A little while ago I wrote an article on how employee collaboration and customer collaboration initiatives solve different problems.  I kept hearing about how one was more valuable or had a greater impact on the organization than the other but the truth was that they indeed addressed different needs for the organization.  However just because employee and customer collaboration solve different problems doesn’t mean that they don’t work together.  Employee collaboration can actually also greatly benefit the customer in several ways, consider the following:

  • A customer has an issue that needs to be resolved, this issue is crowd-sourced internally to find the best solution instead of just being routed to one person who may or may not have the answer.  Response time improves as does the quality of the response.
  • A customer submits a feature request or product idea, typically these ideas never make it past the person speaking with the customer, now these ideas can be shared and discussed internally and viability and feasibility can be quickly assessed and a response sent back to the customer.
  • Employees that are more engaged with the company and the work they do are going to provide a better experience to their customers.

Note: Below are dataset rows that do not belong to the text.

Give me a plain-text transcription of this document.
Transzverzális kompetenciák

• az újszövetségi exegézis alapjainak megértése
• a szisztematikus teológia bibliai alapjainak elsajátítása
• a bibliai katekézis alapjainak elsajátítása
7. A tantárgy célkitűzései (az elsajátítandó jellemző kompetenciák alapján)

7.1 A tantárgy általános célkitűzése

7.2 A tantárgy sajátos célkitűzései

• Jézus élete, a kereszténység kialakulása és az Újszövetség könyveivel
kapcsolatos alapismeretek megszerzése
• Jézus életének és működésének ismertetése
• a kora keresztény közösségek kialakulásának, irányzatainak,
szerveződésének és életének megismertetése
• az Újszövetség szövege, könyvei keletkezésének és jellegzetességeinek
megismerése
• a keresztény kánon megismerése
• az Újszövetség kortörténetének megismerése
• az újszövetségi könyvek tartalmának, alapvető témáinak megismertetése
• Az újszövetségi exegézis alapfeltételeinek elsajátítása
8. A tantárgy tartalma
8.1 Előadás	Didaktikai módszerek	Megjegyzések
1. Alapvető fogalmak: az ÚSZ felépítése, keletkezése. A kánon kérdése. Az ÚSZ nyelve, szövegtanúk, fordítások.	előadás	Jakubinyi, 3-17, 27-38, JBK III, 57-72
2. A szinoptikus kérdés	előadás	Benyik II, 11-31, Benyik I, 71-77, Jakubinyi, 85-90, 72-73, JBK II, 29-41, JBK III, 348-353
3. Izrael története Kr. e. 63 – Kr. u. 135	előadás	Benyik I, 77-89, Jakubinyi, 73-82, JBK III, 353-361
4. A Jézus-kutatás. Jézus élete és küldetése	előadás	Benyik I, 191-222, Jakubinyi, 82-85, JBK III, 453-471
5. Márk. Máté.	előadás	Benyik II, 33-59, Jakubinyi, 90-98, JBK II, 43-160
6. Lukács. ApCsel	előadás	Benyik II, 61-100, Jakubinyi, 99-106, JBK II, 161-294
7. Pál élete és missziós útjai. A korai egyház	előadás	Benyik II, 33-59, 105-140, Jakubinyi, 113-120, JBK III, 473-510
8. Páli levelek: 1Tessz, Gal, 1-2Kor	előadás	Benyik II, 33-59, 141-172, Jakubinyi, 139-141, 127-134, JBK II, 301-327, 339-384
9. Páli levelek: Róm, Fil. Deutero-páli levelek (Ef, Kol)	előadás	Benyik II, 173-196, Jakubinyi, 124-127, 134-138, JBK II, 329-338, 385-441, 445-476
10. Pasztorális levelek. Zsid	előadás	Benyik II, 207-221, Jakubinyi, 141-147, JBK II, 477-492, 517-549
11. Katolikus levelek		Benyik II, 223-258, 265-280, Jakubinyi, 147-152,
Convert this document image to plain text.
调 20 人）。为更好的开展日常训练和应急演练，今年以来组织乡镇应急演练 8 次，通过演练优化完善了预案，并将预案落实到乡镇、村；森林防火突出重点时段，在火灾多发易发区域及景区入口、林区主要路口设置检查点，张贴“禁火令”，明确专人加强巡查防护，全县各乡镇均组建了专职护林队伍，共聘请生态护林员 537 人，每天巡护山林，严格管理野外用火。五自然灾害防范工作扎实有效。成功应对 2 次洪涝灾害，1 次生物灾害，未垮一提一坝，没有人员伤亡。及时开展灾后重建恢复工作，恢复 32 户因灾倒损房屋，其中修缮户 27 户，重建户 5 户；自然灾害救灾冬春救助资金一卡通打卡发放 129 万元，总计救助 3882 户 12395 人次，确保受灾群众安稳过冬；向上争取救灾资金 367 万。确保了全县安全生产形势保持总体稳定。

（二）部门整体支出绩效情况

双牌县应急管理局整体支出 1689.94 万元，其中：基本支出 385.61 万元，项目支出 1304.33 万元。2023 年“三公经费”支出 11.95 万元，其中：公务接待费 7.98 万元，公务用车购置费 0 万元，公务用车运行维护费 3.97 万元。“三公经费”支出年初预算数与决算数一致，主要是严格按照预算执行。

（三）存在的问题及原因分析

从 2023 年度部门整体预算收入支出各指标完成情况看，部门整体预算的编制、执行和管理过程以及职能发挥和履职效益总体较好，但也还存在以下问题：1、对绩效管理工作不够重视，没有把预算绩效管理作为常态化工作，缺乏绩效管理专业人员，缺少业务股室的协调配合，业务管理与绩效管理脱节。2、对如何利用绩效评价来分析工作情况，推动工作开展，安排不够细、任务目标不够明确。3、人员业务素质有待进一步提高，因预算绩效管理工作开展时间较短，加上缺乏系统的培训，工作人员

Moxie Software (and soon Lithium) in fact recently announced their addition of new Spaces that can directly take knowledge and information from experts within the enterprise and share that with customers to help solve their problems.  But, as easy as it is for information to be taken from the enterprise and shared externally, it should be just as easy (and seamless) to take information externally and share it within the enterprise.

In any efficient kitchen restaurant you will find an “expediter,” someone that handles all the tickets that come into the kitchen, coordinates with the staff to make sure meals are prepared correctly and delivered with the highest quality, and that information is flowing from the kitchen to customers and from customers to the kitchen in a seamless and efficient way.  Call center personnel and customer service professionals that are the front-lines for all customer interactions are the new “expediters” for the enterprise and they are going to need to technologies and strategies in place to support this evolving role.